Die Klagerücknahme kann weder ausdrücklich noch sinngemäß angefochten bzw. widerrufen werden (allgemeine Meinung, vgl. nur BSG, Beschluss vom 4. November 2009 - B 14 AS 81/08 B -; Leitherer in Meyer- Ladewig, SGG, 10. Auflage 2012, § 102 Rdnr. 7c m.w.N.). Die Klagerücknahme stellt eine Prozesshandlung dar, die aus Gründen der Rechtsklarheit und Rechtssicherheit nicht angefochten werden kann. Damit ist unerheblich, dass die Klägerin möglicherweise wegen fehlender Rechtskenntnisse die Folgen der Rücknahme nicht kannte oder nicht überblickte.

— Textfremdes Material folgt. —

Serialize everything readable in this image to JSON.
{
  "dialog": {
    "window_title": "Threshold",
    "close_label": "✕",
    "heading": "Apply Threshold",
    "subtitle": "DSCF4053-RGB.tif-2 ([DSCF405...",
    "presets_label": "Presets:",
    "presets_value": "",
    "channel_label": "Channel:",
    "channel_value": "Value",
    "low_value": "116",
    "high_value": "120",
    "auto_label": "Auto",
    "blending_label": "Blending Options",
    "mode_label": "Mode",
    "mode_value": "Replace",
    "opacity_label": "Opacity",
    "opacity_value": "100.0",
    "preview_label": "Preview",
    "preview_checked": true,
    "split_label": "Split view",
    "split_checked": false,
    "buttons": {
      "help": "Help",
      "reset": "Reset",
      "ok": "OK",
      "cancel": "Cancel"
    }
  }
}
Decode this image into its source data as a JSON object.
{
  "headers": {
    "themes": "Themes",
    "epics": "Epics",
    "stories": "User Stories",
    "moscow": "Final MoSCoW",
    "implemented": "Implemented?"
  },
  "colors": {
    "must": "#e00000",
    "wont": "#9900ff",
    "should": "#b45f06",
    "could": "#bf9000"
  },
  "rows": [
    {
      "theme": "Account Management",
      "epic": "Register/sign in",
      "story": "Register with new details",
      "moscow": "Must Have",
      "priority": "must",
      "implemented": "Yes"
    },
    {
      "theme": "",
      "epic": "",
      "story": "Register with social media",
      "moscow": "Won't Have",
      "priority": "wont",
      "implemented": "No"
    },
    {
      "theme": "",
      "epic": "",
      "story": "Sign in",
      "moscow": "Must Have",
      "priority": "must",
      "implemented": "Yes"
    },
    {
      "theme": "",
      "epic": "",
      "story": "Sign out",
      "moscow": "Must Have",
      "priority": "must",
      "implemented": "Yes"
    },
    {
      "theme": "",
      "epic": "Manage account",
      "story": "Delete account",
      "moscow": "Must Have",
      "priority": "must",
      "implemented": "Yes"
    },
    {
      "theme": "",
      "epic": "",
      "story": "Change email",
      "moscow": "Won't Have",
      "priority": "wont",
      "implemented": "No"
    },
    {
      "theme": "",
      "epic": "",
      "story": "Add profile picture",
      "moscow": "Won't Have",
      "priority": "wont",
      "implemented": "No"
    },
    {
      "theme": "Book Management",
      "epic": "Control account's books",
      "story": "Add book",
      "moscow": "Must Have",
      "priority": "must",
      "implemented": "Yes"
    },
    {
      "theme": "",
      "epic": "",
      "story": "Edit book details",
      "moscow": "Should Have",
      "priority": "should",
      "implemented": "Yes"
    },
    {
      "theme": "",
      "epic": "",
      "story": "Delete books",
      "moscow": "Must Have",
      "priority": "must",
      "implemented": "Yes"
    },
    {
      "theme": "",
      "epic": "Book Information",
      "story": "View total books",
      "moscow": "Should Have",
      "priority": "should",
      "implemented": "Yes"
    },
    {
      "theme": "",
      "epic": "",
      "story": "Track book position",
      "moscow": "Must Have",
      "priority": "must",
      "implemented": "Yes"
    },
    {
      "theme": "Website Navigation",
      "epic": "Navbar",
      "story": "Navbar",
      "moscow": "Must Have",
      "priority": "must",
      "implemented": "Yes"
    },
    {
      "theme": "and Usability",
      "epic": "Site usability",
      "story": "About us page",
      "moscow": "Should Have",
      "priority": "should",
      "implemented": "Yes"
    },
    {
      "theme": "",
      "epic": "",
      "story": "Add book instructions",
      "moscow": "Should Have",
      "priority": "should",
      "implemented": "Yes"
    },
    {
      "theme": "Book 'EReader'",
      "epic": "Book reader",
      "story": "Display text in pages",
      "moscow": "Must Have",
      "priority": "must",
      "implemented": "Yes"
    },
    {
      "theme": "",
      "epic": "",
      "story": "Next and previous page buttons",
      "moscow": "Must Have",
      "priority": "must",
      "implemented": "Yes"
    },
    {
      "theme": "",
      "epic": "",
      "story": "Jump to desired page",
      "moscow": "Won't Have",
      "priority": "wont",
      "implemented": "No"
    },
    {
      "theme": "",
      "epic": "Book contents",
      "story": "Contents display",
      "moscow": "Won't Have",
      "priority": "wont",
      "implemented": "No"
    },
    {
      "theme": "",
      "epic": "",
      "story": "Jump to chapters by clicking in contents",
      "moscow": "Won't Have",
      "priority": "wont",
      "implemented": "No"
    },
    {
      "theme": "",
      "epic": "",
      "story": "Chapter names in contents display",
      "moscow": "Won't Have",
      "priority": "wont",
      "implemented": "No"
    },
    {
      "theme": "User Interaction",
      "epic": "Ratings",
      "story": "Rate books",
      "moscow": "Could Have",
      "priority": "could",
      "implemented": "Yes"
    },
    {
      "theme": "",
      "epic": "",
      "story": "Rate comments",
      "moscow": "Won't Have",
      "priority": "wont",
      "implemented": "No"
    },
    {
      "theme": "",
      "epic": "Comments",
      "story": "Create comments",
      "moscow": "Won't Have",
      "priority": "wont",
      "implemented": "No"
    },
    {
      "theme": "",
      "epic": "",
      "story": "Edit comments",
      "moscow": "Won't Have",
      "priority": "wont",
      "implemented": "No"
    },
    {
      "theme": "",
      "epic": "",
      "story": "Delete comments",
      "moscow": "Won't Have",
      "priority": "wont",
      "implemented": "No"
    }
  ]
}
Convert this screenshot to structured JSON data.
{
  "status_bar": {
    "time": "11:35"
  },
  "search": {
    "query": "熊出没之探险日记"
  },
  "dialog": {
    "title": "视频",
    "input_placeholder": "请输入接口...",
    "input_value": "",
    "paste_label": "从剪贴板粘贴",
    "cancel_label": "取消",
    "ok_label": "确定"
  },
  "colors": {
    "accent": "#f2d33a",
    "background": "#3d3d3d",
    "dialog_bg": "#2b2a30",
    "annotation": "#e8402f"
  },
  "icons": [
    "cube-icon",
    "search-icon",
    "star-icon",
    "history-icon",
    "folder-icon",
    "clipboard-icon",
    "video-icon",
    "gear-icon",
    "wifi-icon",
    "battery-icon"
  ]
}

Nur in den engen Grenzen der Voraussetzungen der Wiederaufnahme des Verfahrens ist ein Widerruf der Klagerücknahme denkbar (§§ 179, 180 SGG). Danach kann ein rechtskräftig beendetes Verfahren entsprechend den Vorschriften des 4. Buches der Zivilprozessordnung (ZPO) wieder aufgenommen werden (§ 179 Abs. 1 SGG). Es fehlt hier an den Voraussetzungen der Wiederaufnahme des Verfahrens gemäß der Vorschriften der Nichtigkeitsklage oder Restitutionsklage (§§ 579, 580 ZPO). Die Anfechtungsgründe sind abschließend aufgeführt. Es handelt sich im wesentlich um schwerste Verfahrensmängel bzw. um eine Entscheidung, die auf einer unrichtigen, insbesondere verfälschten Grundlage beruht, wie z. B. einer Urkundenfälschung oder einer strafbaren Urteilserschleichung. Die Wiederaufnahme ist ferner zulässig, wenn ein Beteiligter strafgerichtlich verurteilt worden ist, weil er Tatsachen, die für die Entscheidung der Streitsache von wesentlicher Bedeutung waren, wissentlich falsch behauptet oder vorsätzlich verschwiegen hat. Derartige Gründe liegen hier nicht vor und werden von der Klägerin nicht behauptet.

Die Kostenentscheidung beruht auf § 193 SGG.

Gründe für die Zulassung der Revision (§ 160 Abs. 2 Nr. 1 und 2 SGG) liegen nicht vor.